17: Real-world clinical characteristics and treatment patterns in patients with advanced renal cell carcinoma treated with first-line immunotherapy + axitinib in Germany
Location: Poster Hall, Board C5
Amanda Ribbands, BSc; Andrea Leith, BSc; Cameron Forshaw, BSc; Callum Bleasdale, BSc; Mairead Kearney, MB, BCh, MBA, MSc; Claus Fieseler; Karen Rußwurm; Ralf Eckert; Sandra Seseke; Diana Standhaft; Martina Stauch; Monika Schiffer; Jan Dieckhoff; Steffen Baumann; Horste Brenneis; Michael Seidel; Olrik Rau; Silke Schirrmacher-Memmel; Eva Hellmis; Christian Doehn; Carsten Ziske; Andrea Distelrath; Norbert Marschner; Philipp Ivanyi; Carsten Lange; Andreas Janitsky; Martin Bögemann
Background: In 2019, the European Commission approved pembrolizumab+axitinib (P+Ax) and avelumab+axitinib (A+Ax) as first-line (1L) treatment combinations for advanced renal cell carcinoma (aRCC). Little information exists regarding real-world use of these immunotherapy/tyrosine kinase inhibitors (IO/TKIs). We assessed clinical characteristics, treatment patterns and duration in patients with aRCC who received 1L IO/TKI in Germany.
Methods: As part of a point-in-time survey conducted during September-November 2021, recruited physicians completed record forms for their next 4-8 patients with aRCC who received 1L IO/TKI (1:1, P+Ax or A+Ax) and were receiving second-line (2L) treatment at time of data collection. Descriptive analyses were conducted and missing data excluded.
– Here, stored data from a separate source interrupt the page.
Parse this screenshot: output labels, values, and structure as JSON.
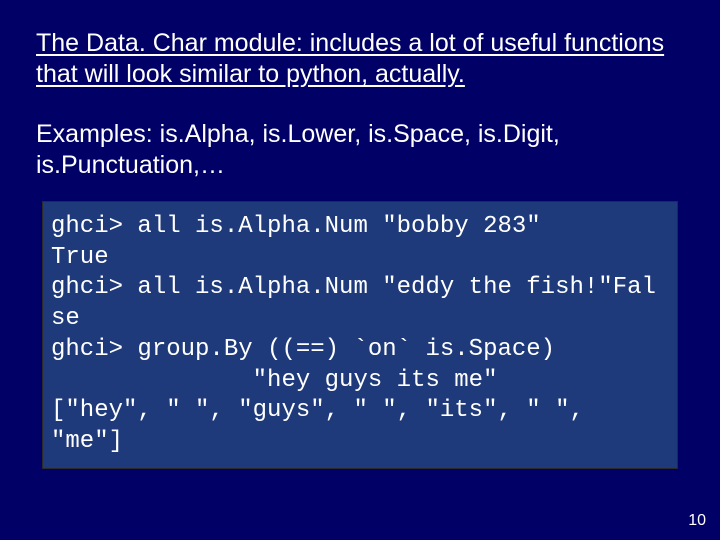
{
  "slide": {
    "title": "The Data. Char module: includes a lot of useful functions that will look similar to python, actually.",
    "examples": "Examples: is.Alpha, is.Lower, is.Space, is.Digit, is.Punctuation,…",
    "code": "ghci> all is.Alpha.Num \"bobby 283\"\nTrue\nghci> all is.Alpha.Num \"eddy the fish!\"Fal\nse\nghci> group.By ((==) `on` is.Space)\n              \"hey guys its me\"\n[\"hey\", \" \", \"guys\", \" \", \"its\", \" \", \"me\"]",
    "page_number": "10"
  }
}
Results: Physicians (n=50) provided data on 327 patients (164 1L P+Ax; 163 1L A+Ax). The current mean patient age was 68.9 years, 69% male, and 67% intermediate/poor IMDC prognostic risk. Median 1L treatment duration was 6.0 months. At 1L, physicians reported that 43% (n=140) of patients had achieved overall objective response (ORR). The most common reasons for stopping 1L therapy were disease progression (46%) and unacceptable tolerability (12%). The most common 2L were nivolumab (35%) and cabozantinib (32%) with an ORR of 32%.
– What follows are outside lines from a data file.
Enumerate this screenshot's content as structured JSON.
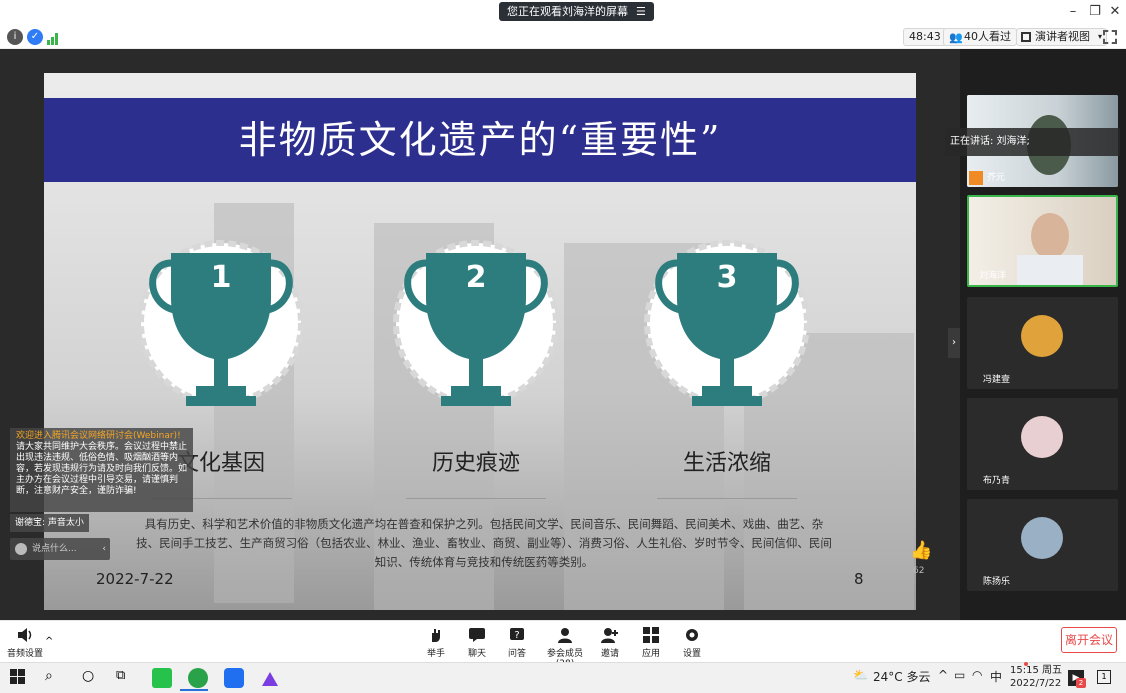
{
  "titlebar": {
    "viewing_text": "您正在观看刘海洋的屏幕",
    "menu_glyph": "☰"
  },
  "toolbar": {
    "timer": "48:43",
    "viewers": "40人看过",
    "view_mode": "演讲者视图"
  },
  "slide": {
    "title": "非物质文化遗产的“重要性”",
    "trophies": [
      {
        "number": "1",
        "label": "文化基因"
      },
      {
        "number": "2",
        "label": "历史痕迹"
      },
      {
        "number": "3",
        "label": "生活浓缩"
      }
    ],
    "description": "具有历史、科学和艺术价值的非物质文化遗产均在普查和保护之列。包括民间文学、民间音乐、民间舞蹈、民间美术、戏曲、曲艺、杂技、民间手工技艺、生产商贸习俗（包括农业、林业、渔业、畜牧业、商贸、副业等）、消费习俗、人生礼俗、岁时节令、民间信仰、民间知识、传统体育与竞技和传统医药等类别。",
    "date": "2022-7-22",
    "page": "8"
  },
  "chat": {
    "header": "欢迎进入腾讯会议网络研讨会(Webinar)!",
    "message": "请大家共同维护大会秩序。会议过程中禁止出现违法违规、低俗色情、吸烟酗酒等内容，若发现违规行为请及时向我们反馈。如主办方在会议过程中引导交易，请谨慎判断，注意财产安全，谨防诈骗!",
    "thanks": "谢德宝: 声音太小",
    "input_placeholder": "说点什么..."
  },
  "like_count": "62",
  "panel": {
    "speaking": "正在讲话: 刘海洋;",
    "participants": [
      {
        "name": "芥元"
      },
      {
        "name": "刘海洋"
      },
      {
        "name": "冯建壹"
      },
      {
        "name": "布乃青"
      },
      {
        "name": "陈扬乐"
      }
    ]
  },
  "controls": {
    "audio": "音频设置",
    "raise_hand": "举手",
    "chat": "聊天",
    "qa": "问答",
    "members": "参会成员(28)",
    "invite": "邀请",
    "apps": "应用",
    "settings": "设置",
    "leave": "离开会议"
  },
  "taskbar": {
    "weather": "24°C 多云",
    "ime": "中",
    "time": "15:15 周五",
    "date": "2022/7/22",
    "notif_count": "1",
    "badge": "2"
  },
  "colors": {
    "banner": "#2d2f8e",
    "trophy": "#2e7d7e",
    "leave": "#e84a4a",
    "active_border": "#3ab54a"
  }
}
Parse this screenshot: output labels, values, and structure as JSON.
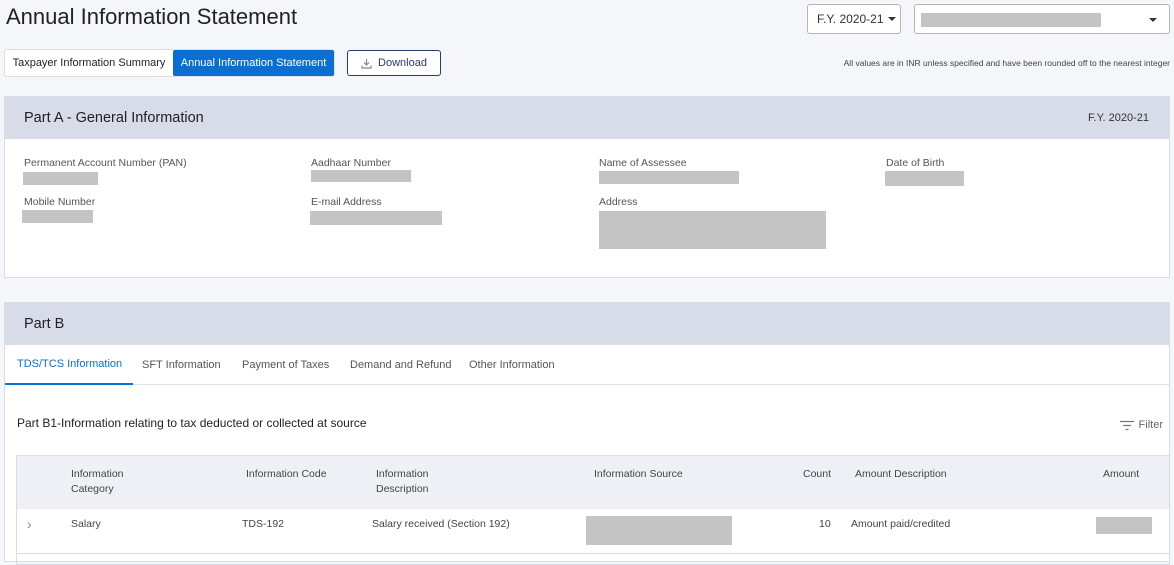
{
  "page": {
    "title": "Annual Information Statement",
    "fy_select": "F.Y. 2020-21",
    "user_select_value": "",
    "view_toggle": [
      "Taxpayer Information Summary",
      "Annual Information Statement"
    ],
    "active_view": "Annual Information Statement",
    "download_label": "Download",
    "note": "All values are in INR unless specified and have been rounded off to the nearest integer"
  },
  "part_a": {
    "title": "Part A - General Information",
    "fy": "F.Y. 2020-21",
    "fields": [
      {
        "label": "Permanent Account Number (PAN)",
        "value": ""
      },
      {
        "label": "Aadhaar Number",
        "value": ""
      },
      {
        "label": "Name of Assessee",
        "value": ""
      },
      {
        "label": "Date of Birth",
        "value": ""
      },
      {
        "label": "Mobile Number",
        "value": ""
      },
      {
        "label": "E-mail Address",
        "value": ""
      },
      {
        "label": "Address",
        "value": ""
      }
    ]
  },
  "part_b": {
    "title": "Part B",
    "tabs": [
      "TDS/TCS Information",
      "SFT Information",
      "Payment of Taxes",
      "Demand and Refund",
      "Other Information"
    ],
    "active_tab": "TDS/TCS Information",
    "section_title": "Part B1-Information relating to tax deducted or collected at source",
    "filter_label": "Filter",
    "table": {
      "headers": [
        "Information Category",
        "Information Code",
        "Information Description",
        "Information Source",
        "Count",
        "Amount Description",
        "Amount"
      ],
      "rows": [
        {
          "category": "Salary",
          "code": "TDS-192",
          "description": "Salary received (Section 192)",
          "source": "",
          "count": "10",
          "amount_description": "Amount paid/credited",
          "amount": ""
        }
      ]
    }
  }
}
Conclusions: This analysis describes patients who required 2L therapy and their outcomes in the real-world setting in Germany. Patients included in this analysis had a worse prognosis compared with the corresponding phase 3 registrational clinical trials but our findings indicate similar complete response rates with a third of patients responding to 2L therapy. This snapshot of real-world 1L IO/TKI followed by 2L in aRCC demonstrates the benefit of this combination in patients with a worse prognosis. This analysis is limited by excluding patients who remain on 1L IO/TKI without proceeding to 2L therapy and need further analysis.